On 24/07/17 21:07, Niall Douglas via Boost wrote:
>> Yea, I dont think we should mangle the logical target name at all. The user
>> should be able to write `target_link_libraries(lib boost::foo)` and that
>> should work for either static, shared, or header-only. Supporting multiple
>> variants like shared and static in the same build tree are not supported with
>> cmake, and creating workarounds to try and support them in the same build tree
>> just creates problems. To build shared and static requires two build
>> directories with cmake.
>
> This is provably untrue.

It's entirely correct if you read what he was saying carefully.

If you use a single target name "lib", this will be a shared library or
a static library depending upon the build configuration (the
BUILD_SHARED_LIBS option), or a header-only library.

Supporting shared and static simultaneously isn't possible *with a
single target name*. You would have to have e.g. "lib" and
"lib-static". And on of the libraries e.g. the static library would
need a mangled name since on Windows both the import library and the
static library have a .lib extension and would clash with each other.
Doing that is possible, but bad practice.
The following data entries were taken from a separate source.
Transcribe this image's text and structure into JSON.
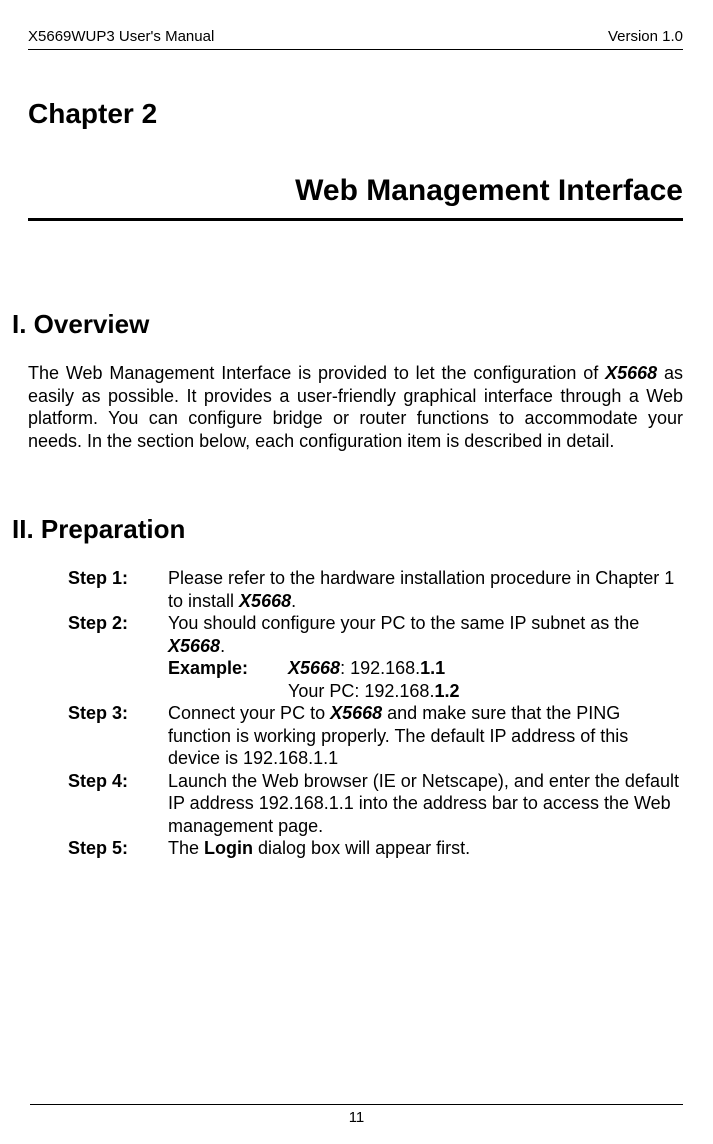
{
  "running_header": {
    "left": "X5669WUP3 User's Manual",
    "right": "Version 1.0"
  },
  "chapter": {
    "label": "Chapter 2",
    "title": "Web Management Interface"
  },
  "sections": {
    "overview": {
      "heading": "I.  Overview",
      "para_pre": "The Web Management Interface is provided to let the configuration of ",
      "product": "X5668",
      "para_post": " as easily as possible. It provides a user-friendly graphical interface through a Web platform. You can configure bridge or router functions to accommodate your needs. In the section below, each configuration item is described in detail."
    },
    "preparation": {
      "heading": "II.  Preparation",
      "steps": [
        {
          "label": "Step 1:",
          "text_pre": "Please refer to the hardware installation procedure in Chapter 1 to install ",
          "em": "X5668",
          "text_post": "."
        },
        {
          "label": "Step 2:",
          "text_pre": "You should configure your PC to the same IP subnet as the ",
          "em": "X5668",
          "text_post": ".",
          "example_label": "Example:",
          "example_product": "X5668",
          "example_ip_prefix": ": 192.168.",
          "example_ip_bold": "1.1",
          "your_pc_prefix": "Your PC: 192.168.",
          "your_pc_bold": "1.2"
        },
        {
          "label": "Step 3:",
          "text_pre": "Connect your PC to ",
          "em": "X5668",
          "text_post": " and make sure that the PING function is working properly. The default IP address of this device is 192.168.1.1"
        },
        {
          "label": "Step 4:",
          "text": "Launch the Web browser (IE or Netscape), and enter the default IP address 192.168.1.1 into the address bar to access the Web management page."
        },
        {
          "label": "Step 5:",
          "text_pre": "The ",
          "bold": "Login",
          "text_post": " dialog box will appear first."
        }
      ]
    }
  },
  "footer": {
    "page_number": "11"
  }
}
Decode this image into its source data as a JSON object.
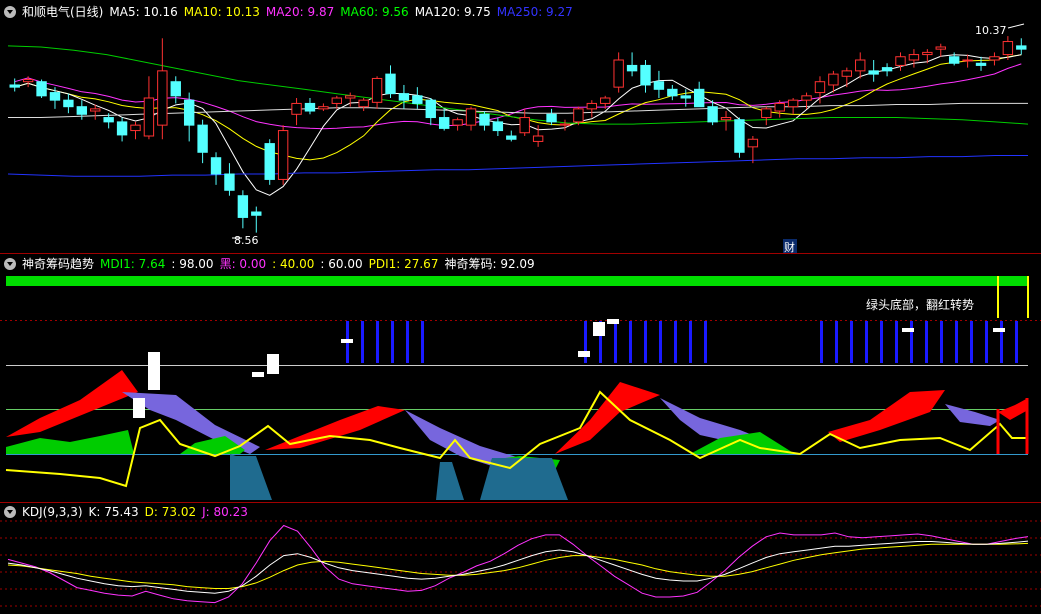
{
  "panel1": {
    "header": [
      {
        "text": "和顺电气(日线)",
        "color": "#ffffff"
      },
      {
        "text": "MA5: 10.16",
        "color": "#ffffff"
      },
      {
        "text": "MA10: 10.13",
        "color": "#ffff00"
      },
      {
        "text": "MA20: 9.87",
        "color": "#ff33ff"
      },
      {
        "text": "MA60: 9.56",
        "color": "#00ff00"
      },
      {
        "text": "MA120: 9.75",
        "color": "#ffffff"
      },
      {
        "text": "MA250: 9.27",
        "color": "#3333ff"
      }
    ],
    "low_label": "8.56",
    "high_label": "10.37",
    "cai_label": "财"
  },
  "panel2": {
    "header": [
      {
        "text": "神奇筹码趋势",
        "color": "#ffffff"
      },
      {
        "text": "MDI1: 7.64",
        "color": "#00ff00"
      },
      {
        "text": ": 98.00",
        "color": "#ffffff"
      },
      {
        "text": "黑: 0.00",
        "color": "#ff33ff"
      },
      {
        "text": ": 40.00",
        "color": "#ffff00"
      },
      {
        "text": ": 60.00",
        "color": "#ffffff"
      },
      {
        "text": "PDI1: 27.67",
        "color": "#ffff00"
      },
      {
        "text": "神奇筹码: 92.09",
        "color": "#ffffff"
      }
    ],
    "annotation": "绿头底部，翻红转势"
  },
  "panel3": {
    "header": [
      {
        "text": "KDJ(9,3,3)",
        "color": "#ffffff"
      },
      {
        "text": "K: 75.43",
        "color": "#ffffff"
      },
      {
        "text": "D: 73.02",
        "color": "#ffff00"
      },
      {
        "text": "J: 80.23",
        "color": "#ff33ff"
      }
    ]
  },
  "chart_data": [
    {
      "type": "candlestick",
      "series": [
        {
          "name": "MA5",
          "color": "#ffffff",
          "values": [
            10.16
          ]
        },
        {
          "name": "MA10",
          "color": "#ffff00",
          "values": [
            10.13
          ]
        },
        {
          "name": "MA20",
          "color": "#ff33ff",
          "values": [
            9.87
          ]
        },
        {
          "name": "MA60",
          "color": "#00ff00",
          "values": [
            9.56
          ]
        },
        {
          "name": "MA120",
          "color": "#ffffff",
          "values": [
            9.75
          ]
        },
        {
          "name": "MA250",
          "color": "#3333ff",
          "values": [
            9.27
          ]
        }
      ],
      "ylim": [
        8.4,
        10.5
      ],
      "candles": [
        [
          9.92,
          9.98,
          9.86,
          9.9
        ],
        [
          9.95,
          10.0,
          9.9,
          9.97
        ],
        [
          9.95,
          9.97,
          9.8,
          9.82
        ],
        [
          9.85,
          9.9,
          9.7,
          9.78
        ],
        [
          9.78,
          9.84,
          9.66,
          9.72
        ],
        [
          9.72,
          9.78,
          9.6,
          9.65
        ],
        [
          9.68,
          9.74,
          9.6,
          9.7
        ],
        [
          9.62,
          9.66,
          9.52,
          9.58
        ],
        [
          9.58,
          9.62,
          9.4,
          9.46
        ],
        [
          9.5,
          9.58,
          9.42,
          9.55
        ],
        [
          9.45,
          10.0,
          9.42,
          9.8
        ],
        [
          9.55,
          10.35,
          9.42,
          10.05
        ],
        [
          9.95,
          10.0,
          9.75,
          9.82
        ],
        [
          9.78,
          9.85,
          9.4,
          9.55
        ],
        [
          9.55,
          9.6,
          9.2,
          9.3
        ],
        [
          9.25,
          9.3,
          9.0,
          9.1
        ],
        [
          9.1,
          9.2,
          8.9,
          8.95
        ],
        [
          8.9,
          8.95,
          8.6,
          8.7
        ],
        [
          8.75,
          8.8,
          8.56,
          8.72
        ],
        [
          9.38,
          9.42,
          9.0,
          9.05
        ],
        [
          9.05,
          9.55,
          9.0,
          9.5
        ],
        [
          9.65,
          9.8,
          9.55,
          9.75
        ],
        [
          9.75,
          9.8,
          9.65,
          9.68
        ],
        [
          9.7,
          9.75,
          9.68,
          9.72
        ],
        [
          9.75,
          9.82,
          9.7,
          9.8
        ],
        [
          9.8,
          9.85,
          9.72,
          9.82
        ],
        [
          9.72,
          9.8,
          9.68,
          9.78
        ],
        [
          9.76,
          10.0,
          9.7,
          9.98
        ],
        [
          10.02,
          10.1,
          9.8,
          9.84
        ],
        [
          9.84,
          9.92,
          9.7,
          9.78
        ],
        [
          9.82,
          9.9,
          9.7,
          9.75
        ],
        [
          9.78,
          9.8,
          9.55,
          9.62
        ],
        [
          9.62,
          9.7,
          9.5,
          9.52
        ],
        [
          9.55,
          9.62,
          9.5,
          9.6
        ],
        [
          9.55,
          9.72,
          9.5,
          9.7
        ],
        [
          9.65,
          9.68,
          9.5,
          9.55
        ],
        [
          9.58,
          9.62,
          9.45,
          9.5
        ],
        [
          9.45,
          9.5,
          9.4,
          9.42
        ],
        [
          9.48,
          9.7,
          9.45,
          9.62
        ],
        [
          9.4,
          9.55,
          9.35,
          9.45
        ],
        [
          9.65,
          9.7,
          9.55,
          9.58
        ],
        [
          9.55,
          9.6,
          9.5,
          9.56
        ],
        [
          9.58,
          9.72,
          9.55,
          9.7
        ],
        [
          9.7,
          9.78,
          9.62,
          9.75
        ],
        [
          9.75,
          9.82,
          9.7,
          9.8
        ],
        [
          9.9,
          10.22,
          9.85,
          10.15
        ],
        [
          10.1,
          10.22,
          10.0,
          10.05
        ],
        [
          10.1,
          10.15,
          9.85,
          9.92
        ],
        [
          9.95,
          10.05,
          9.8,
          9.88
        ],
        [
          9.88,
          9.92,
          9.78,
          9.82
        ],
        [
          9.82,
          9.88,
          9.72,
          9.8
        ],
        [
          9.88,
          9.95,
          9.72,
          9.72
        ],
        [
          9.72,
          9.78,
          9.55,
          9.58
        ],
        [
          9.6,
          9.68,
          9.5,
          9.62
        ],
        [
          9.6,
          9.62,
          9.25,
          9.3
        ],
        [
          9.35,
          9.45,
          9.2,
          9.42
        ],
        [
          9.62,
          9.72,
          9.55,
          9.7
        ],
        [
          9.68,
          9.78,
          9.62,
          9.75
        ],
        [
          9.72,
          9.8,
          9.65,
          9.78
        ],
        [
          9.78,
          9.85,
          9.7,
          9.82
        ],
        [
          9.85,
          10.0,
          9.75,
          9.95
        ],
        [
          9.92,
          10.05,
          9.85,
          10.02
        ],
        [
          10.0,
          10.08,
          9.9,
          10.05
        ],
        [
          10.05,
          10.22,
          9.98,
          10.15
        ],
        [
          10.05,
          10.15,
          9.95,
          10.02
        ],
        [
          10.08,
          10.12,
          10.0,
          10.05
        ],
        [
          10.1,
          10.22,
          10.05,
          10.18
        ],
        [
          10.15,
          10.25,
          10.08,
          10.2
        ],
        [
          10.2,
          10.25,
          10.12,
          10.22
        ],
        [
          10.25,
          10.3,
          10.18,
          10.27
        ],
        [
          10.18,
          10.22,
          10.1,
          10.12
        ],
        [
          10.15,
          10.2,
          10.08,
          10.15
        ],
        [
          10.12,
          10.18,
          10.05,
          10.1
        ],
        [
          10.15,
          10.22,
          10.1,
          10.18
        ],
        [
          10.2,
          10.37,
          10.15,
          10.32
        ],
        [
          10.28,
          10.35,
          10.2,
          10.25
        ]
      ]
    },
    {
      "type": "indicator",
      "series": [
        {
          "name": "MDI1",
          "color": "#00ff00",
          "values": [
            7.64
          ]
        },
        {
          "name": "黑",
          "color": "#ff33ff",
          "values": [
            0.0
          ]
        },
        {
          "name": "PDI1",
          "color": "#ffff00",
          "values": [
            27.67
          ]
        },
        {
          "name": "神奇筹码",
          "color": "#ffffff",
          "values": [
            92.09
          ]
        }
      ],
      "levels": [
        98.0,
        40.0,
        60.0
      ]
    },
    {
      "type": "line",
      "series": [
        {
          "name": "K",
          "color": "#ffffff",
          "values": [
            52,
            50,
            47,
            44,
            40,
            36,
            33,
            30,
            28,
            27,
            28,
            26,
            24,
            22,
            21,
            20,
            22,
            28,
            38,
            50,
            60,
            62,
            58,
            52,
            47,
            44,
            42,
            40,
            38,
            36,
            35,
            36,
            38,
            40,
            43,
            46,
            50,
            55,
            60,
            64,
            66,
            64,
            60,
            55,
            50,
            45,
            40,
            36,
            34,
            33,
            33,
            36,
            40,
            46,
            52,
            58,
            62,
            64,
            66,
            68,
            70,
            70,
            71,
            72,
            73,
            74,
            75,
            75,
            74,
            73,
            72,
            72,
            73,
            74,
            75.43
          ]
        },
        {
          "name": "D",
          "color": "#ffff00",
          "values": [
            50,
            49,
            47,
            45,
            43,
            41,
            38,
            36,
            34,
            32,
            31,
            30,
            29,
            27,
            26,
            25,
            25,
            27,
            31,
            37,
            44,
            50,
            53,
            54,
            53,
            51,
            49,
            47,
            45,
            43,
            41,
            40,
            39,
            39,
            40,
            42,
            44,
            47,
            51,
            55,
            58,
            60,
            60,
            58,
            56,
            53,
            50,
            46,
            43,
            41,
            39,
            38,
            38,
            40,
            43,
            47,
            51,
            55,
            58,
            61,
            63,
            65,
            67,
            68,
            69,
            70,
            71,
            72,
            72,
            72,
            72,
            72,
            72,
            72.5,
            73.02
          ]
        },
        {
          "name": "J",
          "color": "#ff33ff",
          "values": [
            56,
            52,
            48,
            42,
            34,
            26,
            23,
            20,
            18,
            17,
            22,
            18,
            14,
            12,
            11,
            10,
            16,
            30,
            52,
            76,
            92,
            86,
            68,
            48,
            35,
            30,
            28,
            26,
            24,
            22,
            23,
            28,
            36,
            42,
            49,
            54,
            62,
            71,
            78,
            82,
            82,
            72,
            60,
            49,
            38,
            29,
            20,
            16,
            16,
            17,
            21,
            32,
            44,
            58,
            70,
            80,
            84,
            82,
            82,
            82,
            84,
            80,
            79,
            80,
            81,
            82,
            83,
            81,
            78,
            75,
            72,
            72,
            75,
            78,
            80.23
          ]
        }
      ],
      "ylim": [
        0,
        100
      ]
    }
  ]
}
The target names are mangled
and not as usable downstream; downstream use has to commit to specific
variants, and it's a lot less flexible. Choosing shared or static at
configure time is the way cmake is designed to work, and it's the better
choice here. (I have gone with the lib+list-static approach in the past
and regretted it later.)

Using normal fixed target names does not preclude mangling the binary
name, which can be set independently as a target property.